The new Archbishop of Canterbury is ready to reveal he believes that marriage should be between a man and a woman.
Ahead of the first parliamentary vote on the reforms, the Rt Rev Justin Welby is prepared to face questions about the highly divisive issue. Tories have been plunged into deep unrest by the proposals, which David Cameron has personally championed.
The Prime Minister is facing the prospect of some 180 members of his party, including a significant number of senior figures, opposing or abstaining in a vote on the changes on Tuesday. He is expected to attempt to talk to his MPs in the hope of winning their support, according to The Times.

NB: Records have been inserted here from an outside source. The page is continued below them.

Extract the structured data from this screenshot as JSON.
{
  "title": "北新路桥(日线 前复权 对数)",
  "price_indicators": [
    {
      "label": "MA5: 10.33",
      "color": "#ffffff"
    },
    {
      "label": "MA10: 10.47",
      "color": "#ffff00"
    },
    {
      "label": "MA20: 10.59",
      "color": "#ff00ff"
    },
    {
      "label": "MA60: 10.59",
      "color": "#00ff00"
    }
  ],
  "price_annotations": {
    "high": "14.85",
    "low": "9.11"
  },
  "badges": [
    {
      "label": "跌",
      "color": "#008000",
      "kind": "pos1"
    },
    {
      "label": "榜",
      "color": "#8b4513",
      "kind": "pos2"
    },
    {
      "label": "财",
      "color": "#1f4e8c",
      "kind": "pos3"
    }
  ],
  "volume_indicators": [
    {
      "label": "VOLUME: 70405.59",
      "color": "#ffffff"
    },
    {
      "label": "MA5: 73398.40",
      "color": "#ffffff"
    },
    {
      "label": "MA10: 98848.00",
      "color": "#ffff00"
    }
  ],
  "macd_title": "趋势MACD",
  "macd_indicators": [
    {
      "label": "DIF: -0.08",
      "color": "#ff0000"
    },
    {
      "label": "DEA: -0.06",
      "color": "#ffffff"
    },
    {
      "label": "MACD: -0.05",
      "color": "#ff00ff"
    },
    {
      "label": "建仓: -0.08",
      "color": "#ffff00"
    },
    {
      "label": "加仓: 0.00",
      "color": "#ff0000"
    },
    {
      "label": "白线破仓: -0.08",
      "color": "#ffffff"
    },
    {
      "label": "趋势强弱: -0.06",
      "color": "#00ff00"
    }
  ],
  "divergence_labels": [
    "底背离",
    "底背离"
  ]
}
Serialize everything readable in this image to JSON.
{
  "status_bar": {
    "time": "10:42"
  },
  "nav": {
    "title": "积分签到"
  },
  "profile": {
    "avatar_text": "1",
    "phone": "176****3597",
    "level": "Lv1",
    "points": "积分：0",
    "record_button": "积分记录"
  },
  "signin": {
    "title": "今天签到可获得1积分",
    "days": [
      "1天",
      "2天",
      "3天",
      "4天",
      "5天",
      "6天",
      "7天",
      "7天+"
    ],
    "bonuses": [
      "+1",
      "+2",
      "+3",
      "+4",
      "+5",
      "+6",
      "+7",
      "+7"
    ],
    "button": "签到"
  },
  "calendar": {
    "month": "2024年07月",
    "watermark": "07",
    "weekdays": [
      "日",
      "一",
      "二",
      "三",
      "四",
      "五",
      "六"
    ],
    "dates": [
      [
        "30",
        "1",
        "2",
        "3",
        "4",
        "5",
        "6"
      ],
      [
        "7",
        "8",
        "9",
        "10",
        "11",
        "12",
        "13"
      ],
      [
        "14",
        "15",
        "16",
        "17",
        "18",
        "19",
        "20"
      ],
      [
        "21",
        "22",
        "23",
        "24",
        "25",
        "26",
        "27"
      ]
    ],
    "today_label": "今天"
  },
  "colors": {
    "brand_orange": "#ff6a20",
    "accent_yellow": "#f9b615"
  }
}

Bishop Welby is set to be formally confirmed in his new role at a ceremony in St Paul's Cathedral. A source told the Daily Telegraph: "He will say that marriage is between a man and a woman, and always has been."
Lambeth Palace was keen to stress the view was standard Church of England policy and insisted the Archbishop was not planning to wade into the row by making any formal statements, but was simply ready to respond to any questions he was asked on the issue. Tory activists claimed on Sunday they felt "a sense of betrayal" over the Prime Minister's "bulldozed-through" reforms and handed in a letter to No 10 urging Mr Cameron to rethink the plans.
Geoffrey Vero, chairman of the Conservative association in Surrey Heath where Education Secretary Michael Gove is MP, warned the move "may seriously affect David's opportunity to get re-elected at 2015".
But human rights campaigner Peter Tatchell said Tory opponents did not represent most Conservative supporters. He added: "Opposition to equal marriage by some Conservatives is reviving the 'nasty party' image and turning off voters. It undermines David Cameron's attempt to detoxify the Tory brand and present a more caring, compassionate Conservatism.
"The Prime Minister's backing for marriage equality is making many voters more sympathetic to the Conservatives. The anti-gay marriage push by backbench rebels is likely to drive crucial centre-ground swing voters away. They will decide the next election, not anti-gay Conservative MPs and constituency associations."
Asked for the PM's response to reports of the Archbishop's views, Mr Cameron's official spokesman said: "The point the Prime Minister would make is that this legislation is about what goes on in register offices, not churches. With regard to churches and faith organisations, the Bill puts in the quadruple lock of protections.
"Our view is that the provisions in the Bill do provide the comprehensive safeguards that religious organisations will want."